I wandered over to the kitchen window and gazed down, past the small garden in the front yard and the driveway gate to the road beyond. From the outside, this place didn’t look like anything special, wasn’t much different than any other house on the block.
Would Eric have liked it here? I wondered if it would have been what he’d expected, what he’d have wanted. I couldn’t picture him here, or anywhere like it. Not in this upper part, these neat rooms, with these neatly framed pictures all through the house. I could imagine him in the basement rooms, though. I could picture him under those pale lights, guitar in his lap, talking with Ben about how a song should sound. When the drums should come in. How the vocals should be mixed. I could picture him bent over a notebook, scribbling down lyrics, getting inspired by everything he talked about with Micah. He would have loved that part.
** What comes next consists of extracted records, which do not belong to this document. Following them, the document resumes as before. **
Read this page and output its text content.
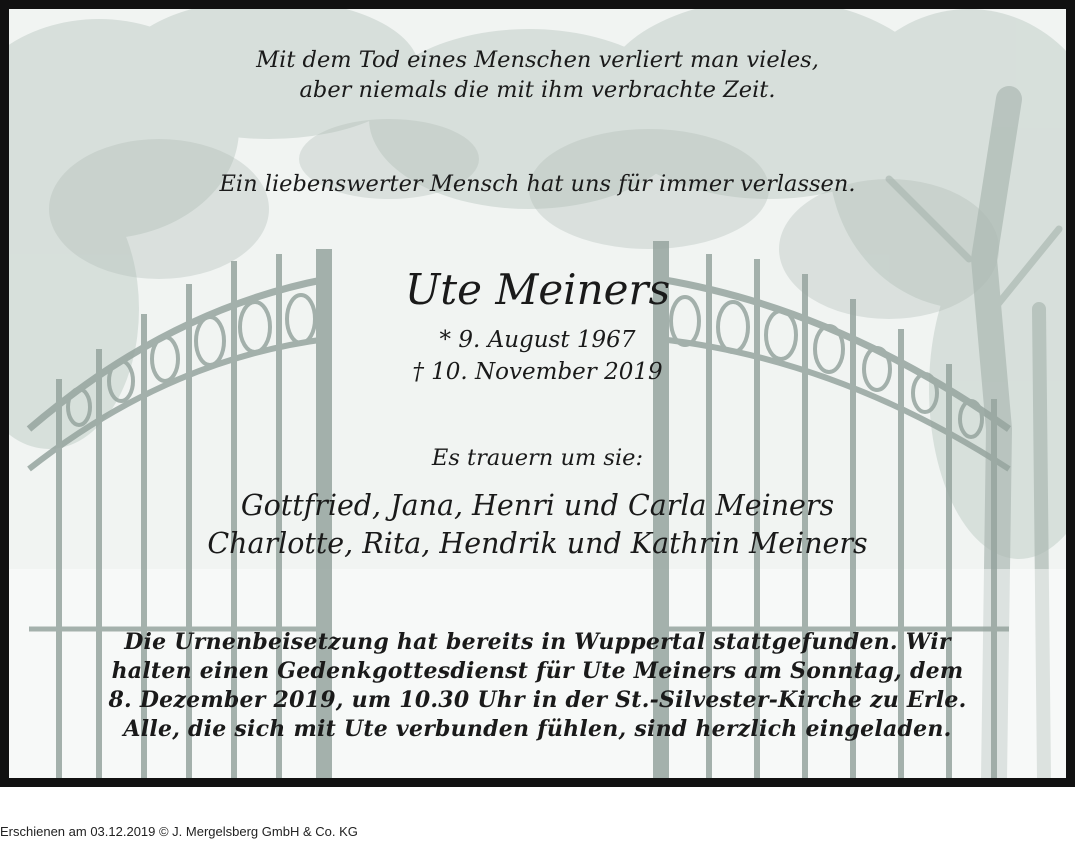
Mit dem Tod eines Menschen verliert man vieles,
aber niemals die mit ihm verbrachte Zeit.
Ein liebenswerter Mensch hat uns für immer verlassen.
Ute Meiners
* 9. August 1967
† 10. November 2019
Es trauern um sie:
Gottfried, Jana, Henri und Carla Meiners
Charlotte, Rita, Hendrik und Kathrin Meiners
Die Urnenbeisetzung hat bereits in Wuppertal stattgefunden. Wir
halten einen Gedenkgottesdienst für Ute Meiners am Sonntag, dem
8. Dezember 2019, um 10.30 Uhr in der St.-Silvester-Kirche zu Erle.
Alle, die sich mit Ute verbunden fühlen, sind herzlich eingeladen.
Erschienen am 03.12.2019 © J. Mergelsberg GmbH & Co. KG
Someone made a noise in the kitchen behind me, and I turned around to see Bellamy standing there. He stood almost awkwardly, his arms crossed over his chest, hands cupping his elbows tightly. It should be unusual to see that on him, uncertainty in a man who made his living being as bold and loud and extroverted as humanly possible. But when he wasn’t on the stage, Bellamy was more reserved. This was his normal.
He still looked like something ethereal, standing in the golden evening light coming in through the window. All the blond highlights in his hair shone, and his skin glowed. He’d painted his nails a dark purple, almost black, and when he tapped the fingers of one hand against his elbow, the nails sparkled, the dull paint catching the sun. He would always look like a rock star, no matter what he did or how he dressed, or how introverted he got when he wasn’t in the public eye.